Caos, saqueos y descontrol policial en Venezuela tras los terremotos que dejaron miles de muertos y desaparecidos
La crisis humanitaria en Venezuela se profundiza tras los terremotos que golpearon al país con miles de víctimas fatales y una infraestructura colapsada. En las zonas más afectadas, especialmente en el estado La Guaira, se registran escenas de saqueos, denuncias de robos por parte de fuerzas de seguridad y una creciente indignación social por la falta de asistencia estatal en las tareas de rescate.

En medio del desastre, vecinos y sobrevivientes denuncian que efectivos de distintas fuerzas, incluida la Guardia Nacional Bolivariana y cuerpos de inteligencia, no solo no colaboran con las tareas de búsqueda bajo los escombros, sino que en algunos casos participan de robos en viviendas y comercios destruidos. La viralización de videos en redes sociales derivó en la detención de al menos cuatro agentes.
El despliegue de fuerzas de seguridad ordenado por el gobierno venezolano buscó inicialmente controlar saqueos y el orden público, pero terminó generando mayor tensión con la población. Según testimonios locales, mientras los habitantes intentan remover escombros con sus propias manos para buscar sobrevivientes, los efectivos permanecen en las calles sin intervenir en las tareas de rescate o directamente son acusados de abusos.

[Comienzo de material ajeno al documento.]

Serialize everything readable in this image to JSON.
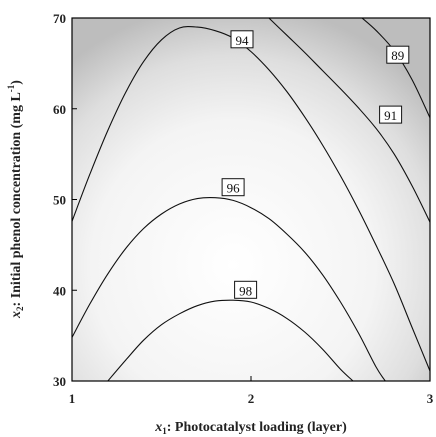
{
  "chart_data": {
    "type": "contour",
    "xlabel_var": "x",
    "xlabel_sub": "1",
    "xlabel_text": ": Photocatalyst loading (layer)",
    "ylabel_var": "x",
    "ylabel_sub": "2",
    "ylabel_text": ": Initial phenol concentration (mg L",
    "ylabel_sup": "-1",
    "ylabel_close": ")",
    "xlim": [
      1,
      3
    ],
    "ylim": [
      30,
      70
    ],
    "x_ticks": [
      1,
      2,
      3
    ],
    "y_ticks": [
      30,
      40,
      50,
      60,
      70
    ],
    "x_tick_labels": [
      "1",
      "2",
      "3"
    ],
    "y_tick_labels": [
      "30",
      "40",
      "50",
      "60",
      "70"
    ],
    "surface": {
      "colormap": "grayscale",
      "high_value_color": "#ffffff",
      "low_value_color": "#b8b8b8",
      "optimum": {
        "x": 1.9,
        "y": 42
      }
    },
    "contours": [
      {
        "level": 94,
        "label": "94",
        "label_at": {
          "x": 1.95,
          "y": 67.6
        },
        "points": [
          [
            1.0,
            47.6
          ],
          [
            1.1,
            52.8
          ],
          [
            1.2,
            57.6
          ],
          [
            1.3,
            61.8
          ],
          [
            1.4,
            65.2
          ],
          [
            1.5,
            67.6
          ],
          [
            1.6,
            68.9
          ],
          [
            1.7,
            69.0
          ],
          [
            1.8,
            68.6
          ],
          [
            1.9,
            67.8
          ],
          [
            2.0,
            66.3
          ],
          [
            2.1,
            64.3
          ],
          [
            2.2,
            61.9
          ],
          [
            2.3,
            59.1
          ],
          [
            2.4,
            56.0
          ],
          [
            2.5,
            52.6
          ],
          [
            2.6,
            48.9
          ],
          [
            2.7,
            44.9
          ],
          [
            2.8,
            40.7
          ],
          [
            2.9,
            35.9
          ],
          [
            3.0,
            31.1
          ]
        ]
      },
      {
        "level": 96,
        "label": "96",
        "label_at": {
          "x": 1.9,
          "y": 51.3
        },
        "points": [
          [
            1.0,
            34.8
          ],
          [
            1.1,
            38.5
          ],
          [
            1.2,
            41.8
          ],
          [
            1.3,
            44.6
          ],
          [
            1.4,
            46.8
          ],
          [
            1.5,
            48.4
          ],
          [
            1.6,
            49.5
          ],
          [
            1.7,
            50.1
          ],
          [
            1.8,
            50.2
          ],
          [
            1.9,
            49.9
          ],
          [
            2.0,
            49.1
          ],
          [
            2.1,
            47.9
          ],
          [
            2.2,
            46.2
          ],
          [
            2.3,
            44.2
          ],
          [
            2.4,
            41.7
          ],
          [
            2.5,
            38.7
          ],
          [
            2.6,
            35.3
          ],
          [
            2.7,
            31.5
          ],
          [
            2.75,
            30.0
          ]
        ]
      },
      {
        "level": 98,
        "label": "98",
        "label_at": {
          "x": 1.97,
          "y": 40.0
        },
        "points": [
          [
            1.2,
            30.0
          ],
          [
            1.3,
            32.3
          ],
          [
            1.4,
            34.5
          ],
          [
            1.5,
            36.2
          ],
          [
            1.6,
            37.4
          ],
          [
            1.7,
            38.3
          ],
          [
            1.8,
            38.8
          ],
          [
            1.9,
            38.9
          ],
          [
            2.0,
            38.7
          ],
          [
            2.1,
            38.0
          ],
          [
            2.2,
            36.9
          ],
          [
            2.3,
            35.4
          ],
          [
            2.4,
            33.5
          ],
          [
            2.5,
            31.3
          ],
          [
            2.57,
            30.0
          ]
        ]
      },
      {
        "level": 91,
        "label": "91",
        "label_at": {
          "x": 2.78,
          "y": 59.3
        },
        "points": [
          [
            2.1,
            70.0
          ],
          [
            2.2,
            68.1
          ],
          [
            2.3,
            66.2
          ],
          [
            2.4,
            64.2
          ],
          [
            2.5,
            62.2
          ],
          [
            2.6,
            60.1
          ],
          [
            2.7,
            57.8
          ],
          [
            2.8,
            55.0
          ],
          [
            2.9,
            51.5
          ],
          [
            3.0,
            47.5
          ]
        ]
      },
      {
        "level": 89,
        "label": "89",
        "label_at": {
          "x": 2.82,
          "y": 65.9
        },
        "points": [
          [
            2.62,
            70.0
          ],
          [
            2.7,
            68.6
          ],
          [
            2.8,
            66.4
          ],
          [
            2.9,
            63.2
          ],
          [
            3.0,
            59.0
          ]
        ]
      }
    ]
  }
}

En paralelo, el colapso del sistema de emergencia agrava la situación. La llegada de ayuda humanitaria es limitada y la coordinación estatal resulta insuficiente frente a la magnitud del desastre, lo que incrementa la presión social y los enfrentamientos en distintos puntos del área afectada.
Organismos internacionales advirtieron sobre el deterioro de la situación humanitaria y el aumento de las tensiones comunitarias ante la falta de recursos básicos, asistencia médica y alimentos. En varias zonas, los vecinos organizan por su cuenta las tareas de rescate en condiciones extremas de calor, hacinamiento y riesgo sanitario.
Las autoridades estiman miles de muertos y desaparecidos, mientras organismos internacionales calculan decenas de miles de edificios dañados o destruidos por los sismos. En este contexto, la combinación de desastre natural, colapso institucional y denuncias de violencia estatal configura una de las crisis más graves de los últimos años en la región.